My husband recently returned home from his annual Navy training in California, and he brought all of the kids t-shirts as souvenirs. One of them had a picture of a bear next to a surf board. My second child said excitedly that he liked the dog on the shirt, at which point my oldest child pointed out that it was a bear. Naturally, the dispute came to me. I acknowledged that it was, in fact, a bear, and I even explained the connection of the bear to the California state flag, etc., etc.
My son broke down into tears. He wanted it to be a dog so badly that he told himself, “Well, I’ll just say it’s a dog.”

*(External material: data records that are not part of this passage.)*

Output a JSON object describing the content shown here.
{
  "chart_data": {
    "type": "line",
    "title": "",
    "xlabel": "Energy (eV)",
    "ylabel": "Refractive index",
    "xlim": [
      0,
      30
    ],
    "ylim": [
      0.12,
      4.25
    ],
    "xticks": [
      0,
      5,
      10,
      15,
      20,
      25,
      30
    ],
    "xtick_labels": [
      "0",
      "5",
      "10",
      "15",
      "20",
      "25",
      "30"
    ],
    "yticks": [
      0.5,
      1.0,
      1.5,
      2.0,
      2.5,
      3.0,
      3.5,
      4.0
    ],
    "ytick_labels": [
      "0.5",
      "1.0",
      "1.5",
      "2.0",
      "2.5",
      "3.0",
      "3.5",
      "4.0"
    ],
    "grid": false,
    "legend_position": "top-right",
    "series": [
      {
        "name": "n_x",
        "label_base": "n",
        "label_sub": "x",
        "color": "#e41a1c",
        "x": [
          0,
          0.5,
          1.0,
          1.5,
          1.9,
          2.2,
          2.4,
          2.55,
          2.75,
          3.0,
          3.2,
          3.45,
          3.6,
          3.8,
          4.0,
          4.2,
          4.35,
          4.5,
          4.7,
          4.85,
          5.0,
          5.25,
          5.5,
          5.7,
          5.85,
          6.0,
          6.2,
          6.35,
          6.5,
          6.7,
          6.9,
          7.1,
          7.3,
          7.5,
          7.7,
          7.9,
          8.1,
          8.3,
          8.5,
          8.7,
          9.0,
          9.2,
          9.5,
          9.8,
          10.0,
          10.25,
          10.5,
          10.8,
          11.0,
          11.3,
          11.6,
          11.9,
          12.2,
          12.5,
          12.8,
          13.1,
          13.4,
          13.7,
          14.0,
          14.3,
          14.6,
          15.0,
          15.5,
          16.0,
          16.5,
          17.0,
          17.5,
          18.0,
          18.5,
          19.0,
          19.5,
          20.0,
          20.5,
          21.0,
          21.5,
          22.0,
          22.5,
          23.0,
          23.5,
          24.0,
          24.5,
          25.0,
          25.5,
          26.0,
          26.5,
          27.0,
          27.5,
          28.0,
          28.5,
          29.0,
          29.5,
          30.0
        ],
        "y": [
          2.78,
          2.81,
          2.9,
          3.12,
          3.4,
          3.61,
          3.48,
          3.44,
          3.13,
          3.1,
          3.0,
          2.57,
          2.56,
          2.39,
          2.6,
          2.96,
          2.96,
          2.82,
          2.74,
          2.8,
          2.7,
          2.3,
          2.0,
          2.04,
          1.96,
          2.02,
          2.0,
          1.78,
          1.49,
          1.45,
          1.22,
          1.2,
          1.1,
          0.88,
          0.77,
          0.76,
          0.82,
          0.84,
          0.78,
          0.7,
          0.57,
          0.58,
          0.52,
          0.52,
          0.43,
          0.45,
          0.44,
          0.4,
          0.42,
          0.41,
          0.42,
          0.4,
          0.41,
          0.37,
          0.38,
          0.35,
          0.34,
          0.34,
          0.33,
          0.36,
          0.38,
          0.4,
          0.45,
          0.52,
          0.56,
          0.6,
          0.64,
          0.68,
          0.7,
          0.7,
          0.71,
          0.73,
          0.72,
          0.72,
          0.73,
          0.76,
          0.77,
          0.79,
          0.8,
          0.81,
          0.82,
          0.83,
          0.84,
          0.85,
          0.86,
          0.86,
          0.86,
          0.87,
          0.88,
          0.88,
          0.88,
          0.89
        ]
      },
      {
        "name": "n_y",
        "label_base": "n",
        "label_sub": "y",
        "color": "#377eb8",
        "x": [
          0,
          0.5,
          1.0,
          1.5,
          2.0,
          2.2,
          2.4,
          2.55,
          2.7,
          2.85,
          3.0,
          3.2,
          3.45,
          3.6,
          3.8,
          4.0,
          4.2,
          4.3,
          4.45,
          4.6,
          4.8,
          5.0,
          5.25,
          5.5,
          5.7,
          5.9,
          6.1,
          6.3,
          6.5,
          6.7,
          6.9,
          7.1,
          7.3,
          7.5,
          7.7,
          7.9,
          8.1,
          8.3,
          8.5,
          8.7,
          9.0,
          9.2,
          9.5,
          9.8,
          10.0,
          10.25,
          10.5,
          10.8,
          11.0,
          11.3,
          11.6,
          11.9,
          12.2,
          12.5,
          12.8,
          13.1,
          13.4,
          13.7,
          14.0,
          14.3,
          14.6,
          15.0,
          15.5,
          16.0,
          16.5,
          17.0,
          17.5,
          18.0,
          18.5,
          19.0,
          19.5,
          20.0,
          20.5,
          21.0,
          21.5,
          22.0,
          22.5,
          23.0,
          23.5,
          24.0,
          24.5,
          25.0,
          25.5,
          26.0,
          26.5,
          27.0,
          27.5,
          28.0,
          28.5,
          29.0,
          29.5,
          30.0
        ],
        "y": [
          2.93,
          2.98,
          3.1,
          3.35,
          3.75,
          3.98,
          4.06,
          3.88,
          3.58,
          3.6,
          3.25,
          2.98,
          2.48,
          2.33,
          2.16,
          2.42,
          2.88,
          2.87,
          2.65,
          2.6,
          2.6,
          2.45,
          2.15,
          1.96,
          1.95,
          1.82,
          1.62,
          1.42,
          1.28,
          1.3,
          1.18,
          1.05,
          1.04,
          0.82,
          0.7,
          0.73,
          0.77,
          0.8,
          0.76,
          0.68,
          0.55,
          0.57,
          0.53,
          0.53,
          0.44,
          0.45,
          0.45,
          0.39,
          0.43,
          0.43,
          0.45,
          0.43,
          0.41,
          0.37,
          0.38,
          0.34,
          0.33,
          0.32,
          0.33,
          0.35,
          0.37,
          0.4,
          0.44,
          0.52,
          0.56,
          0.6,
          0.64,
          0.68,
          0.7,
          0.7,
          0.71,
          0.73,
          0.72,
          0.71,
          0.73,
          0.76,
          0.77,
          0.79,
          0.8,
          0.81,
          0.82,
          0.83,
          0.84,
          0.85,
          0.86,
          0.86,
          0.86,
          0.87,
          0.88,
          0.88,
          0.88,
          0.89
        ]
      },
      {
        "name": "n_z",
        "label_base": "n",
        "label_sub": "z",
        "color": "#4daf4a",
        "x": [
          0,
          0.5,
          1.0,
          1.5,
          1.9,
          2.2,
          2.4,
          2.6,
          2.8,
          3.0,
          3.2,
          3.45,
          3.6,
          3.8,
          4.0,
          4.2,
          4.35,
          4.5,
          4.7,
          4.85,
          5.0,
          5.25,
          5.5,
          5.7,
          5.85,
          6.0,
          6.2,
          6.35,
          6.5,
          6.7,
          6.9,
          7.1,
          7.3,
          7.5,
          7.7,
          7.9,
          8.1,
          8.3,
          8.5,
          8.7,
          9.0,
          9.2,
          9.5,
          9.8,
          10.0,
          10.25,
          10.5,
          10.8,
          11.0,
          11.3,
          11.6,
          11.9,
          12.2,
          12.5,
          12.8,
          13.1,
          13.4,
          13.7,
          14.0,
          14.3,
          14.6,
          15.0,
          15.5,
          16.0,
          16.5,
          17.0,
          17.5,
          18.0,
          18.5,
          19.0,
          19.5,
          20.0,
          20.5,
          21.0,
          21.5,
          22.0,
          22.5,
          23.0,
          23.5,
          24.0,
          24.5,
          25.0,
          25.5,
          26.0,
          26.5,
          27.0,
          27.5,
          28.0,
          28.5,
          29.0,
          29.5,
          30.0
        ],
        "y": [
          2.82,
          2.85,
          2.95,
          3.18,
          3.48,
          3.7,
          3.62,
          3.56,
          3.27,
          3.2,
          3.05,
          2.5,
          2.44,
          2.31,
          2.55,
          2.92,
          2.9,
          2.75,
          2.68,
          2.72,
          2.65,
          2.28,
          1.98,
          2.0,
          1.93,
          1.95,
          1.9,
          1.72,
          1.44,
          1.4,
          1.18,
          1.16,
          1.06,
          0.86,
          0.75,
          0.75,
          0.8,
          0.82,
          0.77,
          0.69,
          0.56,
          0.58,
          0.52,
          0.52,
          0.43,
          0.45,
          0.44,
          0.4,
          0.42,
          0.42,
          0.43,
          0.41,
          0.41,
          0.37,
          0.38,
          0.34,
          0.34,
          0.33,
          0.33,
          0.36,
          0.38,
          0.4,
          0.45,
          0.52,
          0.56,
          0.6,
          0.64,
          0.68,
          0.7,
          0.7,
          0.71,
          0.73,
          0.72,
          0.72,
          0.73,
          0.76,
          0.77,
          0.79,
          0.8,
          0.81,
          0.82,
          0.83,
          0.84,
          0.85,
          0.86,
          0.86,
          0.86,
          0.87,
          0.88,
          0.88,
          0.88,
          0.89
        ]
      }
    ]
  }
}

This was a critical juncture for me. I could have just allowed him to convince himself of this subjective “truth” and avoid what would’ve become a greater meltdown. It’s tempting and easier to do so.
Here’s another common scenario: you want your kid to try a new food, but you know she won’t try it if she knows what it really is. Want her to try that different-looking food? Call it chicken. Except it ISN’T chicken. Try it anyway. If you don’t like it, fine, but I’m not going to convince you that the world is a subjective place relative to what pleases you. It isn’t.

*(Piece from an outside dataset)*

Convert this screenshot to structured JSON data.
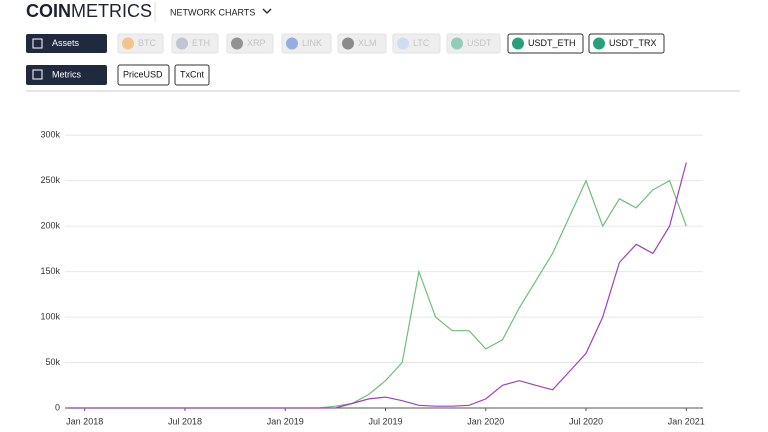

I see this as a larger societal issue where people often ignore hard facts in favor of more comfortable subjective opinions – I refuse to call them “facts” or “truths.” They aren’t. And I have to think that there’s some correlation. Vaccines do NOT cause Autism. The world is NOT flat. It IS warming up. I could go on and on …
These objective truths may make us very uncomfortable. We may want to throw a fit and even break down into tears. Like my son, we may insist in spite of evidence and reality that things are actually how we want to see them and walk merrily away from the truth. Facts may be very difficult to accept, but oh well. That’s life.
I could have turned to my oldest child and said quietly, “It’s fine. Let him think it’s a dog. He’s not hurting anything.” Except what am I encouraging? What am I modeling to either of them? As long as you throw a fit, things are the way you see them in spite of facts? I don’t think so.
So what did I tell my defiant son? “No, it’s a bear. And if you’re going to keep crying about something so silly, don’t wear the shirt, or go to time-out.” He wore the shirt, satisfied that the bear was not a dog. Because facts are facts. Get over it.